La prochaine fenêtre sera diplomatique et non militaire. La Chine n’a pas encore approuvé la construction de la base ; Les responsables américains affirment que cette option est sur la table, selon la source originale. Si Pékin officialise sa présence, l’UE devra décider si elle répondra par l’aide au développement, la coopération portuaire ou le silence. Washington ne fera cependant pas de contrition publique. Il agira comme il le fait depuis l’ère de la base de Djibouti : avec des accords ponctuels, des investissements sélectifs et des pressions bilatérales silencieuses. Espagne Vous devez suivre les mouvements à Malabo d’aussi près que vous suivez ceux des îles Canaries. Le pétrole s’épuise. Pas l’Atlantique.

Dossier

  • Le cas : Chine élargit ses relations avec Guinée équatoriale après le déclin du pétrole et le départ de Exxon Mobilavec l’éventuelle installation militaire observée par Washington.

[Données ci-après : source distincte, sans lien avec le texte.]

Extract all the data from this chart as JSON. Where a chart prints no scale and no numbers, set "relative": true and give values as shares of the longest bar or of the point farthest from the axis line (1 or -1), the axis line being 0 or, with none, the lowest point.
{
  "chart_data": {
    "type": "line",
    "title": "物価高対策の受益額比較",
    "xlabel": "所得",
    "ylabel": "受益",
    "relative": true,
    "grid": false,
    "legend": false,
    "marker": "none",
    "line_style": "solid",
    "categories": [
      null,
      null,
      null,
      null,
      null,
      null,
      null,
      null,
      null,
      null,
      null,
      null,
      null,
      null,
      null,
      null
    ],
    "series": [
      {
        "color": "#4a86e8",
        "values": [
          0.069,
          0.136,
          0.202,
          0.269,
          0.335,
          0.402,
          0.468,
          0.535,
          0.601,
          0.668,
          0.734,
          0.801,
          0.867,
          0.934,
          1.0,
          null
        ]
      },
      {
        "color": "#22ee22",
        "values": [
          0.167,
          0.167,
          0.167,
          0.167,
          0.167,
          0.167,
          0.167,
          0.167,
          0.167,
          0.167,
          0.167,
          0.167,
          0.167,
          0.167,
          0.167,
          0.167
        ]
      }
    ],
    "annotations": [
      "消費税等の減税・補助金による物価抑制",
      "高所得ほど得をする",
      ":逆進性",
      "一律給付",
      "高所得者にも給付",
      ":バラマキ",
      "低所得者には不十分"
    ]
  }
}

  • Données clés : Pic de production en 2007 ; Exxon Mobil a quitté le pays en 2024 ; Partenariat stratégique global Chine-Malabo en 2024 ; possible première base chinoise sur la côte atlantique africaine, au-delà de Djibouti.
  • Pour l’Espagne : Intérêt direct pour les îles Canaries, le golfe de Guinée et l’héritage culturel ; modification de l’équilibre atlantique et éventuelle révision de la stratégie hispano-européenne en Afrique centrale.